La Casa Bianca emette un nuovo ordine esecutivo: tutte le agenzie governative dovranno adottare open data interoperabili da mettere a disposizione dei cittadini USA.

E’ questo il significato dell’ executive order  approvato dal presidente Obama il 10 maggio scorso, che accelera quindi il processo di apertura dei dati. Negli Stati Uniti da oggi Open data non basta, il dato deve essere machine readble per legge. E’ dato infatti per consolidato il fatto che i dati aperti delle pubbliche amministrazioni rappresentano uno stimolo all’imprenditoria e alla creazione di nuovi servizi e nuove opportunità,  quindi tutte le  agenzie governative dovranno d’ora in poi adottare dati in formato aperto compatibili anche con le future infrastrutture informatiche che verranno adottate negli Usa. Il provvedimento definisce inoltre il coordinamento organizzativo per la pubblicazione dei dataset e indica i tempi di attuazione e di monitoraggio dei risultati.
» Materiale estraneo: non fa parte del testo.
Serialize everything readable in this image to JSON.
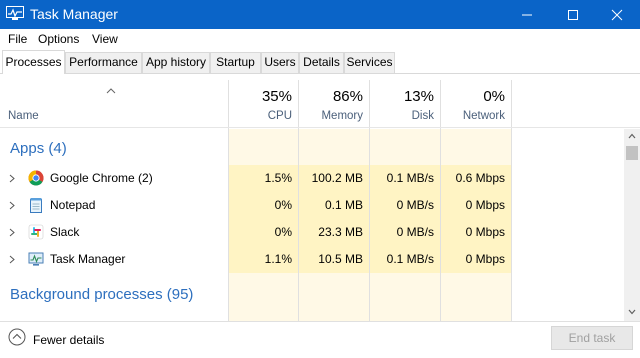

Sono previste ovviamente eccezioni in caso di tutela della privacy, compreso il rischio dell "effetto mosaico", quando cioè c’è la possibilità che i dati frammentati possano essere collegati tra loro, se riaggregati, e ricondurre a informazioni personali. Un fenomeno quest’ultimo per cui sono allo studio interventi di protezione.

Collegato al provvedimento è il documento  Open Data Policy, che stabilisce le indicazioni operative alle amministrazioni USA,  come le regole di definizione degli indirizzi di diffusione dei dati che saranno raccolti all'interno di Data.gov, destinato a evolversi nei prossimi mesi.